Primary LanguageJupyter NotebookMIT LicenseMIT

A3-hcds-hcc-bias

The goal of this project is to explore the concept of bias through data on Wikipedia articles. The project focuses on articles on political figures from a variety of countries. The analysis performed shows the coverage of politicians on Wikipedia and the quality of articles about politicians between countries.

Data sources

As data source one API and two existing datasets are used.

1. The ORES API (documentation, endpoint)

The ORES API is a service that provides information about the quality of revisions of Wikipedia articles.

2. A dataset of Wikipedia articles (documentation, download)

This dataset contains data on most English-language Wikipedia articles within the category "Category:Politicians by nationality". It was published by by Os Keyes and licensed under the CC-BY 4.0.

3. A dataset of country populations (documentation, download).
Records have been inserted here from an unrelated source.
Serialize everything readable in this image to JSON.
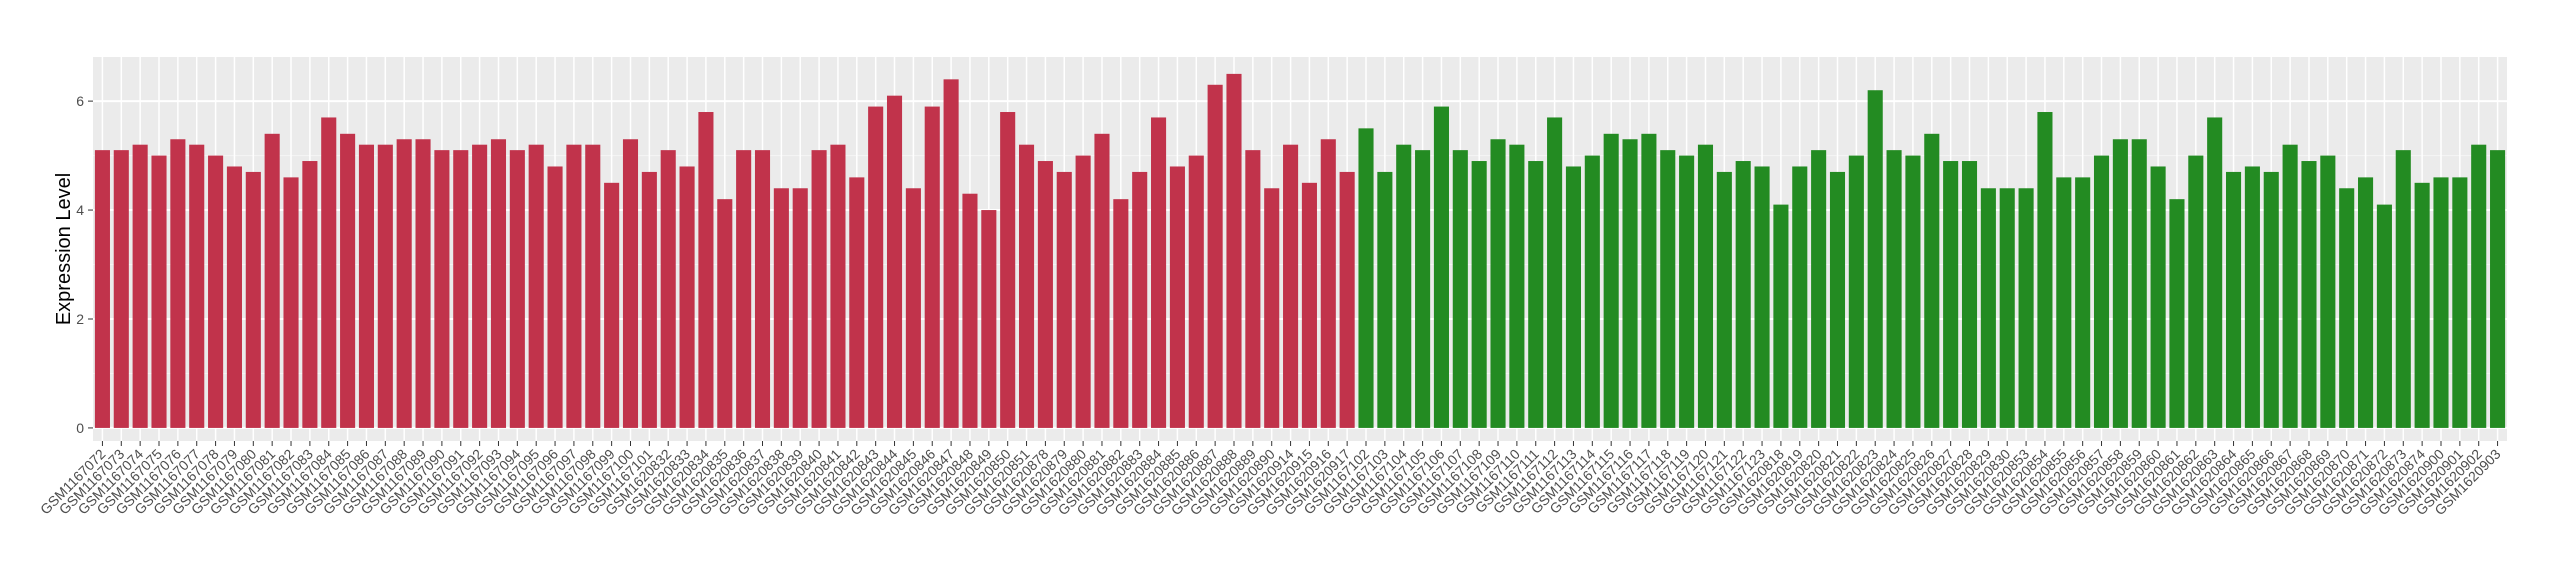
{
  "chart_data": {
    "type": "bar",
    "y_label": "Expression Level",
    "categories": [
      "GSM1167072",
      "GSM1167073",
      "GSM1167074",
      "GSM1167075",
      "GSM1167076",
      "GSM1167077",
      "GSM1167078",
      "GSM1167079",
      "GSM1167080",
      "GSM1167081",
      "GSM1167082",
      "GSM1167083",
      "GSM1167084",
      "GSM1167085",
      "GSM1167086",
      "GSM1167087",
      "GSM1167088",
      "GSM1167089",
      "GSM1167090",
      "GSM1167091",
      "GSM1167092",
      "GSM1167093",
      "GSM1167094",
      "GSM1167095",
      "GSM1167096",
      "GSM1167097",
      "GSM1167098",
      "GSM1167099",
      "GSM1167100",
      "GSM1167101",
      "GSM1620832",
      "GSM1620833",
      "GSM1620834",
      "GSM1620835",
      "GSM1620836",
      "GSM1620837",
      "GSM1620838",
      "GSM1620839",
      "GSM1620840",
      "GSM1620841",
      "GSM1620842",
      "GSM1620843",
      "GSM1620844",
      "GSM1620845",
      "GSM1620846",
      "GSM1620847",
      "GSM1620848",
      "GSM1620849",
      "GSM1620850",
      "GSM1620851",
      "GSM1620878",
      "GSM1620879",
      "GSM1620880",
      "GSM1620881",
      "GSM1620882",
      "GSM1620883",
      "GSM1620884",
      "GSM1620885",
      "GSM1620886",
      "GSM1620887",
      "GSM1620888",
      "GSM1620889",
      "GSM1620890",
      "GSM1620914",
      "GSM1620915",
      "GSM1620916",
      "GSM1620917",
      "GSM1167102",
      "GSM1167103",
      "GSM1167104",
      "GSM1167105",
      "GSM1167106",
      "GSM1167107",
      "GSM1167108",
      "GSM1167109",
      "GSM1167110",
      "GSM1167111",
      "GSM1167112",
      "GSM1167113",
      "GSM1167114",
      "GSM1167115",
      "GSM1167116",
      "GSM1167117",
      "GSM1167118",
      "GSM1167119",
      "GSM1167120",
      "GSM1167121",
      "GSM1167122",
      "GSM1167123",
      "GSM1620818",
      "GSM1620819",
      "GSM1620820",
      "GSM1620821",
      "GSM1620822",
      "GSM1620823",
      "GSM1620824",
      "GSM1620825",
      "GSM1620826",
      "GSM1620827",
      "GSM1620828",
      "GSM1620829",
      "GSM1620830",
      "GSM1620853",
      "GSM1620854",
      "GSM1620855",
      "GSM1620856",
      "GSM1620857",
      "GSM1620858",
      "GSM1620859",
      "GSM1620860",
      "GSM1620861",
      "GSM1620862",
      "GSM1620863",
      "GSM1620864",
      "GSM1620865",
      "GSM1620866",
      "GSM1620867",
      "GSM1620868",
      "GSM1620869",
      "GSM1620870",
      "GSM1620871",
      "GSM1620872",
      "GSM1620873",
      "GSM1620874",
      "GSM1620900",
      "GSM1620901",
      "GSM1620902",
      "GSM1620903"
    ],
    "series": [
      {
        "color": "#c1334b",
        "values": [
          5.1,
          5.1,
          5.2,
          5.0,
          5.3,
          5.2,
          5.0,
          4.8,
          4.7,
          5.4,
          4.6,
          4.9,
          5.7,
          5.4,
          5.2,
          5.2,
          5.3,
          5.3,
          5.1,
          5.1,
          5.2,
          5.3,
          5.1,
          5.2,
          4.8,
          5.2,
          5.2,
          4.5,
          5.3,
          4.7,
          5.1,
          4.8,
          5.8,
          4.2,
          5.1,
          5.1,
          4.4,
          4.4,
          5.1,
          5.2,
          4.6,
          5.9,
          6.1,
          4.4,
          5.9,
          6.4,
          4.3,
          4.0,
          5.8,
          5.2,
          4.9,
          4.7,
          5.0,
          5.4,
          4.2,
          4.7,
          5.7,
          4.8,
          5.0,
          6.3,
          6.5,
          5.1,
          4.4,
          5.2,
          4.5,
          5.3,
          4.7,
          null,
          null,
          null,
          null,
          null,
          null,
          null,
          null,
          null,
          null,
          null,
          null,
          null,
          null,
          null,
          null,
          null,
          null,
          null,
          null,
          null,
          null,
          null,
          null,
          null,
          null,
          null,
          null,
          null,
          null,
          null,
          null,
          null,
          null,
          null,
          null,
          null,
          null,
          null,
          null,
          null,
          null,
          null,
          null,
          null,
          null,
          null,
          null,
          null,
          null,
          null,
          null,
          null,
          null,
          null,
          null,
          null,
          null,
          null,
          null,
          null
        ]
      },
      {
        "color": "#238b22",
        "values": [
          null,
          null,
          null,
          null,
          null,
          null,
          null,
          null,
          null,
          null,
          null,
          null,
          null,
          null,
          null,
          null,
          null,
          null,
          null,
          null,
          null,
          null,
          null,
          null,
          null,
          null,
          null,
          null,
          null,
          null,
          null,
          null,
          null,
          null,
          null,
          null,
          null,
          null,
          null,
          null,
          null,
          null,
          null,
          null,
          null,
          null,
          null,
          null,
          null,
          null,
          null,
          null,
          null,
          null,
          null,
          null,
          null,
          null,
          null,
          null,
          null,
          null,
          null,
          null,
          null,
          null,
          null,
          5.5,
          4.7,
          5.2,
          5.1,
          5.9,
          5.1,
          4.9,
          5.3,
          5.2,
          4.9,
          5.7,
          4.8,
          5.0,
          5.4,
          5.3,
          5.4,
          5.1,
          5.0,
          5.2,
          4.7,
          4.9,
          4.8,
          4.1,
          4.8,
          5.1,
          4.7,
          5.0,
          6.2,
          5.1,
          5.0,
          5.4,
          4.9,
          4.9,
          4.4,
          4.4,
          4.4,
          5.8,
          4.6,
          4.6,
          5.0,
          5.3,
          5.3,
          4.8,
          4.2,
          5.0,
          5.7,
          4.7,
          4.8,
          4.7,
          5.2,
          4.9,
          5.0,
          4.4,
          4.6,
          4.1,
          5.1,
          4.5,
          4.6,
          4.6,
          5.2,
          5.1
        ]
      }
    ],
    "ylim": [
      -0.24,
      6.81
    ],
    "yticks": [
      0,
      2,
      4,
      6
    ],
    "grid": true
  }
}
This dataset includes information about the population of countries at the end of the year 2019. Note: the downloaded file was edited before. The resulting file can be found here: src/_data/export_2019.csv.

Licensing

For the ORES API and the country population dataset no licensing was found. So please make sure you are useing this data sources properly. All resulting datasets follow the same licensing policy as the Wikipedia articles dataset (CC-BY 4.0).

Results

As result, you can find six CSV-formatted data files in the folder results.

Content

  1. country_coverage_data_top_10.csv: The countries with the greatest coverage of politicians on Wikipedia compared to their population
  2. country_coverage_data_bottom_10.csv: The countries with the least coverage of politicians on Wikipedia compared to their population
  3. country_relative_quality_data_top_10.csv: The countries with the highest proportion of high quality articles about politicians
  4. country_relative_quality_data_bottom_10.csv: The countries with the lowest proportion of high quality articles about politicians
  5. region_coverage_data.csv: The ranking of geographic regions by coverage of politicians.
  6. region_relative_quality_data.csv: The ranking of geographic regions by proportion of high quality articles

Fromats

Files 1 & 2

column name column description
country Country name
coverage Coverage

Files 3 & 4

column name column description
country Country name
relative_quality Percentage of high quality articles of all articles

File 5

column name column description
region Region name
coverage Coverage

File 6

column name column description
region Region name
relative_quality Percentage of high quality articles of all articles

Getting started

Prerequisites

In order to use this project (espaccilay the jupyter note book), please ensure that you have a Python version greater or equal to 3.6.1, a working installation of Poetry and [git][9] installed.

Setup

  1. Clone this repository (or use SSH) and move it into the repo root.

    git clone https://github.com/marisanest/A2-hcds-hcc.git cd A2-hcds-hcc

  2. Install the dependencies in the repo root.

    poetry install

  3. Create a subshell within the virtual environment by running:

    poetry shell

  4. Open the project with Jupyter in your browser.

    jupyter notebook